Being Unprepared is Not an Option
What does the future hold for audit and compliance?
- By Simon Hill
- Mar 18, 2019
The cyber landscape has become so sophisticated that data breaches are now nothing new. Hackers are able to get their hands on countless sources of critical data and use it to their advantage, affecting millions and millions of consumers and citizens across the United States and beyond.
However, there are also many data breaches that aren’t in the public eye; there is a data goldmine that sits within the United States Federal Government which isn’t as widely documented, but just like anything, must be kept secure. The consequences of this data being stolen are extremely severe, with risks posed to state, national and global security if it falls into the wrong hands.
To combat this, the federal government must adhere to numerous policies and regulations to ensure the security of the data held. But, not all of these regulations and policies are applied to organizations sitting outside of the federal government, for example, contractors, which handle sensitive federal data when providing their services. This information must be protected to the same standards applied to federal organizations, and one regulation that is gaining attention is DFARS, the Defence Federal Acquisition Regulation Supplement which has the purpose of addressing this.
DFARS compliance has a primary objective of protecting Controlled Unclassified Information (CUI) and it is mandatory for any outside organization that conducts business with the Department of Defence (DoD) and as a result, processes, stores or transmits CUI. In particular, DFARS Clause 252.204-7012 compels DoD contractors to implement processes and controls to ensure that CDI is kept secure and that reporting mechanisms are in place to ensure cybersecurity incidents are reported.
The scope of DFARS increased in December 2017 to introduce mandatory cybersecurity requirements for contractors and subcontractors to the DoD. Despite this, awareness of the regulation is still low and many contractors are unprepared for an impending audit, oblivious of the challenges it can bring.
The Fine Print
The majority of the requirements of DFARS Clause 252.204-7012 arise from the obligation to meet all of the requirements set out in the NIST SP 800-171 publication.
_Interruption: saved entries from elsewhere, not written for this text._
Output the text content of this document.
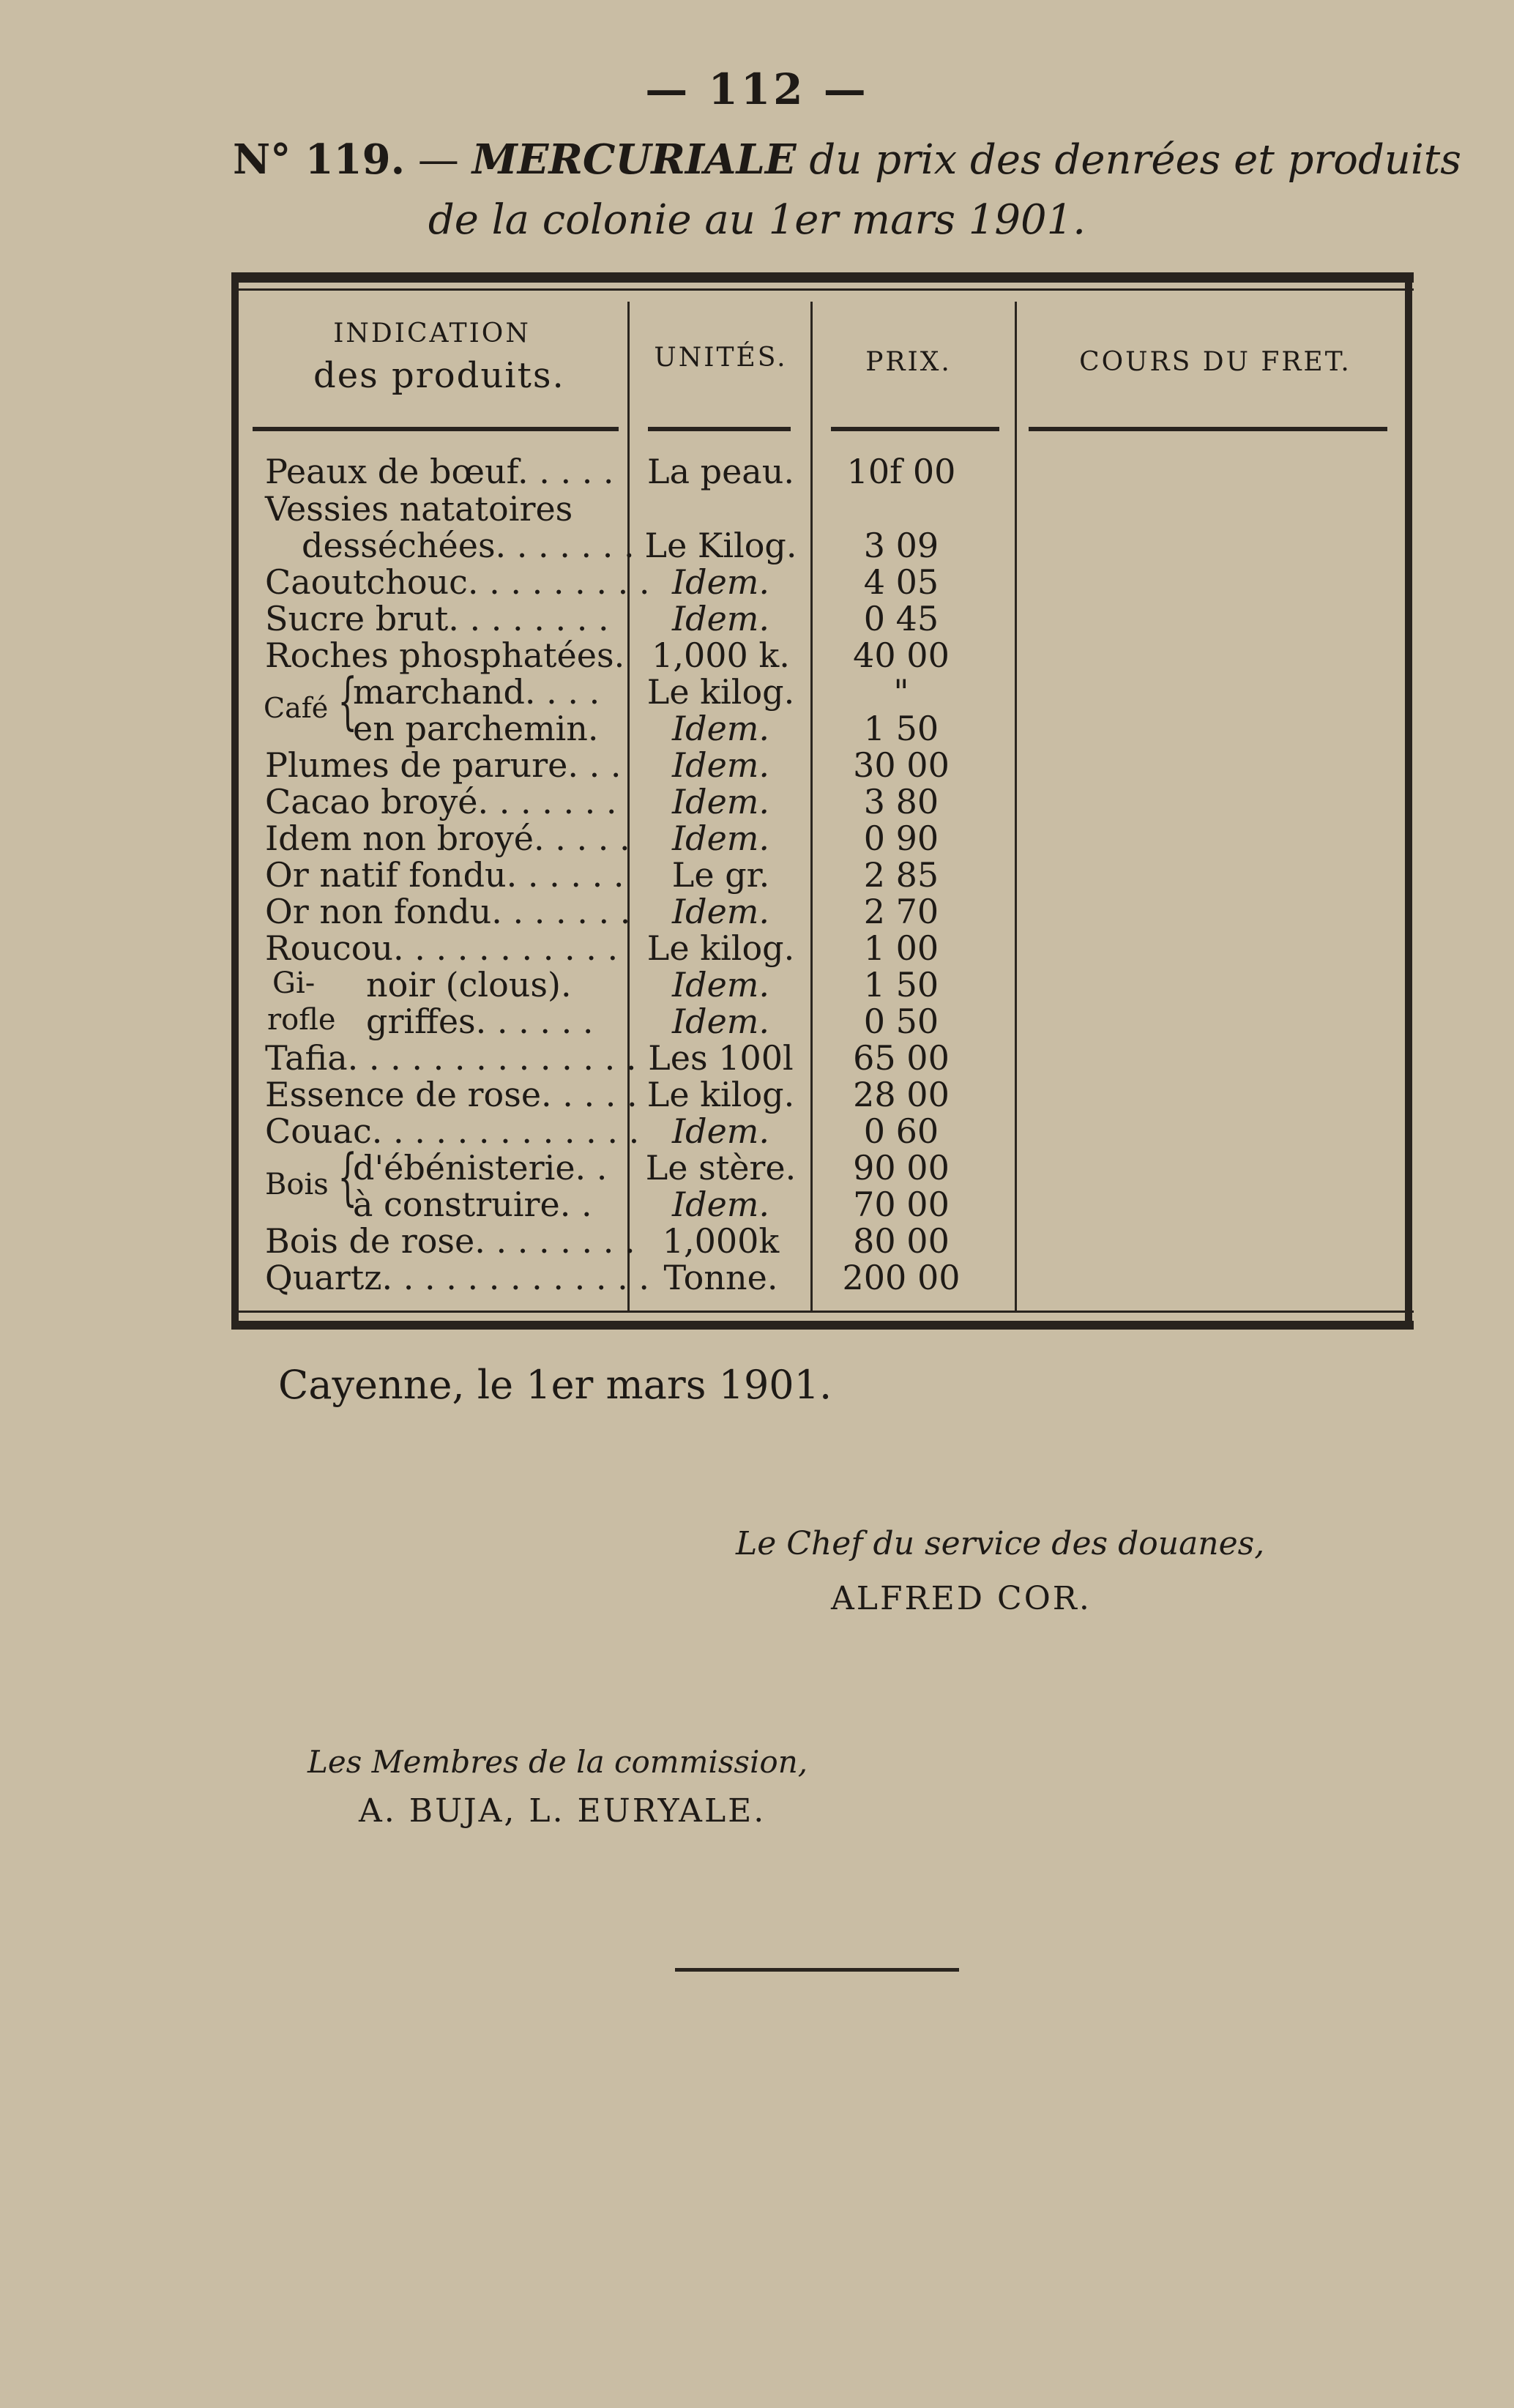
— 112 —
N° 119. — MERCURIALE du prix des denrées et produits
de la colonie au 1er mars 1901.
INDICATION
des produits.	UNITÉS.	PRIX.	COURS DU FRET.
Peaux de bœuf. . . . . La peau.	10f 00
Vessies natatoires
desséchées. . . . . . . Le Kilog.	3 09
Caoutchouc. . . . . . . . . Idem.	4 05
Sucre brut. . . . . . . .	Idem.	0 45
Roches phosphatées. 1,000 k.	40 00
Café {
marchand. . . .	Le kilog.	"
en parchemin.	Idem.	1 50
Plumes de parure. . .	Idem.	30 00
Cacao broyé. . . . . . .	Idem.	3 80
Idem non broyé. . . . .	Idem.	0 90
Or natif fondu. . . . . .	Le gr.	2 85
Or non fondu. . . . . . .	Idem.	2 70
Roucou. . . . . . . . . . . Le kilog.	1 00
Gi-
rofle
noir (clous).	Idem.	1 50
griffes. . . . . .	Idem.	0 50
Tafia. . . . . . . . . . . . . . Les 100l	65 00
Essence de rose. . . . . Le kilog.	28 00
Couac. . . . . . . . . . . . . Idem.	0 60
Bois {
d'ébénisterie. .	Le stère.	90 00
à construire. .	Idem.	70 00
Bois de rose. . . . . . . . 1,000k	80 00
Quartz. . . . . . . . . . . . . Tonne.	200 00
Cayenne, le 1er mars 1901.
Le Chef du service des douanes,
ALFRED COR.
Les Membres de la commission,
A. BUJA, L. EURYALE.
This governs how CUI should be handled and safeguarded in non-federal information systems and organizations.
A primary NIST SP 800-171 requirement is to “implement cryptographic mechanisms to prevent unauthorized disclosure of CUI during transmission unless otherwise protected by alternative safeguards”. Unfortunately, this amounts to challenges and frustrations for many IT departments or individuals, as deploying encryption solutions is thought to be complex, costly and time-consuming. This is not welcome news to departments that are often restricted on budgets and resource. When standard solutions are deployed in an attempt to overcome this, the networks team can become blinded from knowing the type of traffic being encrypted, increasing the difficulty of their day-to-day operations and tasks.
Compliance is Not a Choice
Adhering to regulations such as DFARS is not an option for contractors; it isn’t something that can be implemented when or if time and resource is spare. However, complicated solutions aren’t the only way forward, and they shouldn’t be accepted as the ‘norm’. Network-agnostic solutions focus on protecting the data itself, providing an alternative to the solutions that focus on protecting the network infrastructure and eliminating the cost and complexity usually associated with the deployment of encryption. It is these factors that usually turn encryption into something organizations want to ignore. Additionally, focusing on data rather than the network allows for network visibility, enabling IT teams can continue to do their jobs effectively and that data in transit is protected, meeting the fundamental DFARS requirement.
Who Should be Granted Access?
This is a fundamental question asked by many organizations and is a key challenge of DoD contractor environments. Which personnel should be granted access to which information? In order to adhere to the NIST SP 800-171 requirement, contractors must “establish and manage cryptographic keys for cryptography employed in organizational systems”.
The question is answered with secure, role-based management systems, that allow only authorized access to security policies and the associated encryption keys. With this, contractors can be assured that the CUI within the system is secure and protected; at the same time ensuring that the requirements of DFARS are being adhered to. And the solution is future proof; even if the keys are stolen once, they won’t be able to be used again, as the encryption keys are rotated per policy at the interval prescribed by the authorized user.
Time is Running Out
We know that meeting DFARS cybersecurity requirements can bring several challenges for DoD contractors, but now is the time to adopt the right policies and strategies. The DoD now has various means of enforcement, with cybersecurity clauses being included in both vendor prime and subcontracts for DoD projects. There really is no escape: vendors who do not comply risk not only losing business opportunities with the DoD, but worse, could then be liable for breach of contract actions. It’s not an option, it’s not a choice, and it doesn’t have to be complicated. It’s time to stop shying away from regulations and face them head-on.